Classroom Dynamics

Professor of Sociology Grace Kao studies the immigrant experience and its effect on educational outcomes.
May 1, 2013

Study hard and you’ll succeed—seems simple enough. When viewed through the eyes of a sociologist, however, it’s a gross simplification. “As a country of immigrants, each child in the American school system faces a unique set of challenges, defined by their parents, their acclimation, and their resources, all of which help to define their educational outcome,” says Professor of Sociology, Education, and Asian American Studies Grace Kao. As a quantitative sociologist studying the immigrant experience and its effect on education, Kao relies on hard numbers to evaluate patterns that play out in the classroom. And now she has literally written the book on it.

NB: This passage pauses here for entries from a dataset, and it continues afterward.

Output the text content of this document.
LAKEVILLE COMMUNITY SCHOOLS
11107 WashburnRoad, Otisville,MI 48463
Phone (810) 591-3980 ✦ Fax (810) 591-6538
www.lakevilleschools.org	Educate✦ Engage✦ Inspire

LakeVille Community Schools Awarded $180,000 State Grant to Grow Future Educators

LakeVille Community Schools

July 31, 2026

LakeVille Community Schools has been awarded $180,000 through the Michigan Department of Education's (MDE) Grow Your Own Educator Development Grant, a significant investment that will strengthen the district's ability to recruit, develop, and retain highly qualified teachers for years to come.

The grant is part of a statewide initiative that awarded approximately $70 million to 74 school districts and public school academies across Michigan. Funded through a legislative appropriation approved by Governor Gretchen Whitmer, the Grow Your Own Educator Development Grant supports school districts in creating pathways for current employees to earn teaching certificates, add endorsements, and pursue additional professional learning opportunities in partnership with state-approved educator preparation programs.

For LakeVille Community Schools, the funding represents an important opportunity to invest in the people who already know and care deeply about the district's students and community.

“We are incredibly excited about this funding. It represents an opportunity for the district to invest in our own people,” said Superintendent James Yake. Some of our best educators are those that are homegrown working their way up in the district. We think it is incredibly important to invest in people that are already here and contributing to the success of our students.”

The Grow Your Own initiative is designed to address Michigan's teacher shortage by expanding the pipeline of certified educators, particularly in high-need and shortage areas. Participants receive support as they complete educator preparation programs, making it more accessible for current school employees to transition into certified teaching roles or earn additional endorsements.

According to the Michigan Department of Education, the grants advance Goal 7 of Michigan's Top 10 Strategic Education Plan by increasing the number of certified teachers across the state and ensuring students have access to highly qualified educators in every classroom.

“I was approached by a publisher to write a textbook of sorts on my research. As someone who mainly works with large subsets of data, it was rewarding to have the opportunity to transfer that knowledge into a teachable text,” says Kao, who co-authored Education and Immigration with Elizabeth Vaquera, Assistant Professor of Sociology at the University of South Florida, and Kimberly Goyette, Associate Professor of Sociology at Temple University. “We reinforced the research with cultural examples. Vito Corleone, ‘The Godfather’ himself, came off the ship penniless and uneducated—it’s a story kids can relate to.”

Kao draws from a career of trailblazing research that began with a paper she wrote while she was a postgrad. “Optimism and Achievement” has since become the most widely cited article in the history of Social Science Quarterly. The article, which helped define Kao’s subsequent work, compared first, second, and third generation individuals within racial groups and across racial groups to determine their socioeconomic mobility over time.

“What I found early on was that the first generation kids and, especially, second generation kids do exceptionally well,” says Kao. “I refer to this as ‘immigrant optimism’—the idea that when you first come to the United States, you are wide-eyed and eager to succeed, which translates to a positive outcome. But this changes over time.” Kao used this foundation in generational study to transition to the comprehensive study of students and their personal history’s impact on their education and socialization. Harnessing a dataset that involved a survey of 90,000 students, she analyzed patterns of success, as well as interracial and interethnic relationships between youths.

Educational outcomes varied widely among racial groups. White children in immigrant families tended to perform better than whites in non-immigrant families, with the same being true for Asian and African-American students. Non-immigrant Hispanics, however, tended to be more successful in school than immigrant Hispanics, likely impacted by mitigating factors like English proficiency. “There are so many variables that contribute. The ability to study these massive datasets allows us to begin to understand the dynamics,” says Kao.

In order to study interracial friendships, which ultimately affect confidence and learning ability, Kao and her fellow researchers combed through surveys that asked students to identify their five best friends, not by ethnicity, but merely by name. “In the popular press I think there’s a lot of discussion that children at schools tend to segregate themselves based on racial groups,” says Kao. “And to some extent that’s true. But really the biggest effect was going to diverse schools. It had a huge effect in terms of the likelihood of you having different-race friends, and dating different-race people.”

One aspect of the surveys they studied was reciprocity. Minority males tended to nominate fewer friends, and were less likely to be listed. And if they nominated friends, they were the least likely to get the nomination back. “Clearly there are challenges, and some of the results are depressing. But the important thing to remember, whether you’re talking about friendships or education, is that people are coming to this country with such different resources, they’re going to have different outcomes—no matter what. That’s not easy to teach to kids. But by better understanding the numbers, it provides a clearer view of how we might help these young students.”